La durata della patente per categorie ed età

È importante controllare se la nostra patente è scaduta anche per un motivo molto pratico: chi viene sorpreso al volante con il documento scaduto si becca una sanzione compresa fra 160 e 644 euro, il ritiro della patente scaduta e l’obbligo di sottoporsi alla visita per il rinnovo entro i successivi 10 giorni. La data di scadenza della patente è indicata nella parte frontale del documento, al rigo 4b.

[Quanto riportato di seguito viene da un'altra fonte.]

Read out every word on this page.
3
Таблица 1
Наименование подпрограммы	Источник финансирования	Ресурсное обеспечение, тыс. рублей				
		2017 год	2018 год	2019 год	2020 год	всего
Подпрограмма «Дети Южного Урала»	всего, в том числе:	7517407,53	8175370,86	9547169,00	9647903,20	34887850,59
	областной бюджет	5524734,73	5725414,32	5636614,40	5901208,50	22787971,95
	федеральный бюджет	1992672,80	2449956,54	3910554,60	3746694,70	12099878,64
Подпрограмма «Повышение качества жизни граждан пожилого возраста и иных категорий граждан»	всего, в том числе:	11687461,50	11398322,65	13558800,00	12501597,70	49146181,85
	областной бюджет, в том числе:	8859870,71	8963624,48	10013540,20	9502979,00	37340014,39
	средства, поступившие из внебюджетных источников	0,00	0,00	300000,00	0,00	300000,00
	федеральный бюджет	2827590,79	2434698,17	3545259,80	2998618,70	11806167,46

Dal 2012 tale data, al momento del rinnovo, coincide con il giorno e il mese del compleanno, in modo da aiutare le persone a ricordare più facilmente la scadenza. Va precisato però che questo vale solo per alcuni tipi di patente, ovvero le A per i motocicli e le B per le automobili, ma non le C (camion) e le D (autobus). Come detto, la durata della patente di guida cambia in funzione dell’età. La durata canonica è 10 anni. Ovvero, fino ai 50 anni d’età i rinnovi devono avvenire ogni decennio. Dopo i 50 le scadenze si fanno più ravvicinate.

Fino ai 70 anni si può guidare con lo stesso documento per 5 anni. Tra i 70 e gli 80 si è in regola per 3 anni. Oltre la veneranda età degli 80 anni le verifiche di legge scattano ogni 2 anni. Le scadenze appena indicate si applicano alle patenti per le automobili e per i motocicli, ma non per i mezzi pesanti. Per la C (camion) la durata è sempre più ridotta (5 anni) fino ai 65 anni di età. Dopo scende a 2 anni. Guidare un autobus con lo stesso documento è permesso per 5 anni, e l’età limite è 70 anni. A seguire ogni 2 anni e dopo gli 80 ogni anno, ma è evidente che oltre una certa età i casi di rinnovo sono davvero limitati.

Per il rinnovo è possibile recarsi presso gli uffici territoriali della Motorizzazione, ma si può optare anche per gli sportelli Aci o per un’agenzia di pratiche auto che fornirà i chiarimenti dovuti. Le visite si effettuano presso i distretti Asl e per i versamenti è possibile rivolgersi alle casse delle stesse Asl o ai circuiti di pagamento informatizzati.